Её ступни всё ещё оставляли пучки травы на полу, но лепестки с потолка летели уже меньше. Она прошла в другой конец кабинета и отодвинула тяжёлую портьеру, скрывающую панорамное окно в пол. За ним, над туманными полями и серыми равнинами, над голубоватым светом Зала Судеб медленно расступался пепел, открывая кроваво-алое небо, а в другой стороне, где за уходящими вдаль пустынными землями раскинулся Элизиум, застыло зелёное мерцающее марево, похожее на северное сияние. Лина повела плечом, и рукавчик её платья плавно сполз вниз, открывая гладкую кожу, сияющую призрачным блеском в тусклом свете дворца.
— Рассвет. Только сейчас поняла, как здесь на самом деле красиво… — произнесла она и ахнула, когда Аид схватил её в охапку и, обнимая со спины, прижал к себе, будто укутывая собой, скрывая от всего мира. Она не слышала, как он подошёл, и, смущаясь, потянулась поправить платье.
— Оставь так, — попросил он, и его тёплое дыхание коснулось её уха. — Останься со мной. Утром я позову нимф, чтобы принесли тебе одежду.

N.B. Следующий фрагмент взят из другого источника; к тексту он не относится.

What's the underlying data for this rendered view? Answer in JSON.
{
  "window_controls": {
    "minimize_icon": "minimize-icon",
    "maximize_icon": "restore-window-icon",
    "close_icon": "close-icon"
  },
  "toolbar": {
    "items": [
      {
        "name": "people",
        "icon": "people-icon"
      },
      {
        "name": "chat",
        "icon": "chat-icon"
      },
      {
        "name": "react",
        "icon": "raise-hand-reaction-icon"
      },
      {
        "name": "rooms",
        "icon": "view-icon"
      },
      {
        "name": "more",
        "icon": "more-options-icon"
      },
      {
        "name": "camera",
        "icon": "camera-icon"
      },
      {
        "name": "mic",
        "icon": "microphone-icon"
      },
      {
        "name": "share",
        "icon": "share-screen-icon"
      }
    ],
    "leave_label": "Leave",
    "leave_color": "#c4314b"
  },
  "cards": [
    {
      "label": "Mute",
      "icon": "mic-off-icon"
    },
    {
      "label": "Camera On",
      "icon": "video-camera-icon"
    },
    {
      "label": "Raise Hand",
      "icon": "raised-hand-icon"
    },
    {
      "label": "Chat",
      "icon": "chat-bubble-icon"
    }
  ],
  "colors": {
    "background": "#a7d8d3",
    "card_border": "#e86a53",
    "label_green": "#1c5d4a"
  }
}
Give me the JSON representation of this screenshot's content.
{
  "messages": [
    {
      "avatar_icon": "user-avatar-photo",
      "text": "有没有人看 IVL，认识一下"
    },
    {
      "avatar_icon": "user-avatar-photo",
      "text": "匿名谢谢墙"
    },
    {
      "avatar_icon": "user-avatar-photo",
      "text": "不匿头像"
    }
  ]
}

— Я не собираюсь уходить, — она склонила голову на бок, позволяя ему прижаться губами к шее, но лишь на миг, а затем повернулась в его руках. — Я не хочу уходить, и обещаю, что не покину тебя, что бы ни случилось. С тобой, в горе и радости, до скончания времён и после, если это возможно… Мы со всем справимся, и у нас будет всё время мира, мой царь, — она посмотрела ему в глаза и коснулась щеки, а потом, пока он не успел опомниться от её слов, тихо рассмеялась.
Он растерялся от такой перемены настроения.

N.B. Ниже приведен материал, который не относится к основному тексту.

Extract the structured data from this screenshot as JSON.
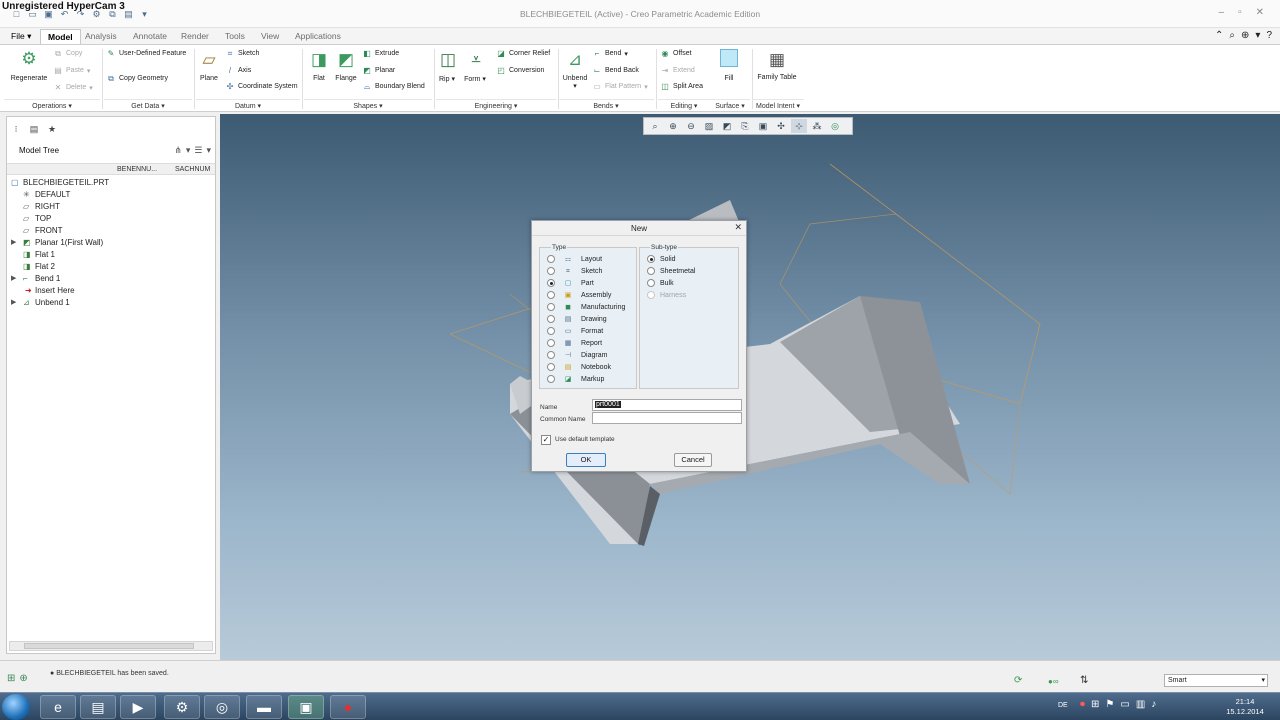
{
  "app": {
    "watermark": "Unregistered HyperCam 3",
    "window_title": "BLECHBIEGETEIL (Active) - Creo Parametric Academic Edition"
  },
  "quick_access": [
    "new-icon",
    "open-icon",
    "save-icon",
    "undo-icon",
    "redo-icon",
    "regenerate-icon",
    "windows-icon",
    "close-icon",
    "customize-icon"
  ],
  "tabs": [
    {
      "label": "File",
      "active": false
    },
    {
      "label": "Model",
      "active": true
    },
    {
      "label": "Analysis",
      "active": false
    },
    {
      "label": "Annotate",
      "active": false
    },
    {
      "label": "Render",
      "active": false
    },
    {
      "label": "Tools",
      "active": false
    },
    {
      "label": "View",
      "active": false
    },
    {
      "label": "Applications",
      "active": false
    }
  ],
  "ribbon": {
    "operations": {
      "regenerate": "Regenerate",
      "copy": "Copy",
      "paste": "Paste",
      "delete": "Delete",
      "group": "Operations"
    },
    "get_data": {
      "udf": "User-Defined Feature",
      "copy_geometry": "Copy Geometry",
      "group": "Get Data"
    },
    "datum": {
      "plane": "Plane",
      "sketch": "Sketch",
      "axis": "Axis",
      "csys": "Coordinate System",
      "group": "Datum"
    },
    "shapes": {
      "flat": "Flat",
      "flange": "Flange",
      "extrude": "Extrude",
      "planar": "Planar",
      "boundary_blend": "Boundary Blend",
      "group": "Shapes"
    },
    "engineering": {
      "rip": "Rip",
      "form": "Form",
      "corner_relief": "Corner Relief",
      "conversion": "Conversion",
      "group": "Engineering"
    },
    "bends": {
      "unbend": "Unbend",
      "bend": "Bend",
      "bend_back": "Bend Back",
      "flat_pattern": "Flat Pattern",
      "group": "Bends"
    },
    "editing": {
      "offset": "Offset",
      "extend": "Extend",
      "split_area": "Split Area",
      "fill": "Fill",
      "group": "Editing"
    },
    "surface": {
      "group": "Surface"
    },
    "model_intent": {
      "family_table": "Family Table",
      "group": "Model Intent"
    }
  },
  "model_tree": {
    "title": "Model Tree",
    "columns": [
      "BENENNU...",
      "SACHNUM"
    ],
    "items": [
      {
        "label": "BLECHBIEGETEIL.PRT",
        "icon": "part-icon",
        "expand": false
      },
      {
        "label": "DEFAULT",
        "icon": "csys-icon",
        "expand": false
      },
      {
        "label": "RIGHT",
        "icon": "datum-plane-icon",
        "expand": false
      },
      {
        "label": "TOP",
        "icon": "datum-plane-icon",
        "expand": false
      },
      {
        "label": "FRONT",
        "icon": "datum-plane-icon",
        "expand": false
      },
      {
        "label": "Planar 1(First Wall)",
        "icon": "planar-wall-icon",
        "expand": true
      },
      {
        "label": "Flat 1",
        "icon": "flat-wall-icon",
        "expand": false
      },
      {
        "label": "Flat 2",
        "icon": "flat-wall-icon",
        "expand": false
      },
      {
        "label": "Bend 1",
        "icon": "bend-icon",
        "expand": true
      },
      {
        "label": "Insert Here",
        "icon": "insert-here-icon",
        "expand": false
      },
      {
        "label": "Unbend 1",
        "icon": "unbend-icon",
        "expand": true
      }
    ]
  },
  "dialog": {
    "title": "New",
    "type_label": "Type",
    "subtype_label": "Sub-type",
    "types": [
      {
        "label": "Layout",
        "icon": "layout-icon",
        "selected": false
      },
      {
        "label": "Sketch",
        "icon": "sketch-icon",
        "selected": false
      },
      {
        "label": "Part",
        "icon": "part-icon",
        "selected": true
      },
      {
        "label": "Assembly",
        "icon": "assembly-icon",
        "selected": false
      },
      {
        "label": "Manufacturing",
        "icon": "manufacturing-icon",
        "selected": false
      },
      {
        "label": "Drawing",
        "icon": "drawing-icon",
        "selected": false
      },
      {
        "label": "Format",
        "icon": "format-icon",
        "selected": false
      },
      {
        "label": "Report",
        "icon": "report-icon",
        "selected": false
      },
      {
        "label": "Diagram",
        "icon": "diagram-icon",
        "selected": false
      },
      {
        "label": "Notebook",
        "icon": "notebook-icon",
        "selected": false
      },
      {
        "label": "Markup",
        "icon": "markup-icon",
        "selected": false
      }
    ],
    "subtypes": [
      {
        "label": "Solid",
        "selected": true,
        "enabled": true
      },
      {
        "label": "Sheetmetal",
        "selected": false,
        "enabled": true
      },
      {
        "label": "Bulk",
        "selected": false,
        "enabled": true
      },
      {
        "label": "Harness",
        "selected": false,
        "enabled": false
      }
    ],
    "name_label": "Name",
    "name_value": "prt0001",
    "common_name_label": "Common Name",
    "common_name_value": "",
    "use_default_template": "Use default template",
    "ok": "OK",
    "cancel": "Cancel"
  },
  "status": {
    "message": "BLECHBIEGETEIL has been saved.",
    "filter": "Smart"
  },
  "taskbar": {
    "language": "DE",
    "time": "21:14",
    "date": "15.12.2014"
  }
}
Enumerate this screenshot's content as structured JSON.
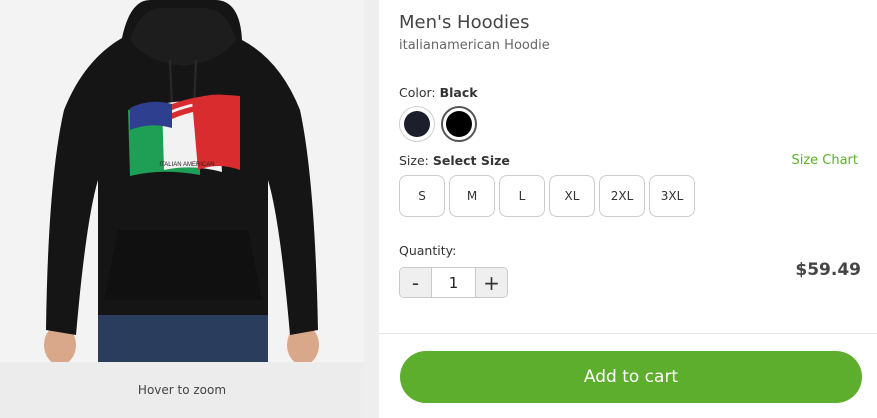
{
  "gallery": {
    "zoom_hint": "Hover to zoom",
    "flag_text": "ITALIAN AMERICAN"
  },
  "product": {
    "title": "Men's Hoodies",
    "subtitle": "italianamerican Hoodie"
  },
  "color": {
    "label": "Color:",
    "selected": "Black",
    "swatches": [
      {
        "name": "Navy",
        "hex": "#1c1e2c"
      },
      {
        "name": "Black",
        "hex": "#000000"
      }
    ]
  },
  "size": {
    "label": "Size:",
    "selected": "Select Size",
    "chart_link": "Size Chart",
    "options": [
      "S",
      "M",
      "L",
      "XL",
      "2XL",
      "3XL"
    ]
  },
  "quantity": {
    "label": "Quantity:",
    "minus": "-",
    "value": "1",
    "plus": "+"
  },
  "price": "$59.49",
  "cart_button": "Add to cart",
  "colors": {
    "accent": "#5eae2e",
    "hoodie": "#151515"
  }
}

— Почему ты смеёшься? Я выгляжу глупо, когда ты говоришь мне такие вещи, любовь моя?
Она мотнула головой.
— Нет-нет, просто подумала, что сейчас ты выглядишь так, как тебя любят изображать современные смертные… Представила твою реакцию на эти слова, и, знаешь, ты меня не разочаровал.
— Я не понял, — он коварно ухмыльнулся, — ты делаешь мне комплимент или пытаешься оскорбить?
— Угадай, — уклончиво ответила Лина, но, заметив в его глазах беспокойство, поспешила добавить: — Мне всё равно, как ты выглядишь, главное, что это ты… в любом образе, — она разгладила складку на его одежде и вдруг спросила совершенно другим тоном. — Расскажешь о ней?
— О ком? — не понял Аид и тут же догадался. — О нашей дочери?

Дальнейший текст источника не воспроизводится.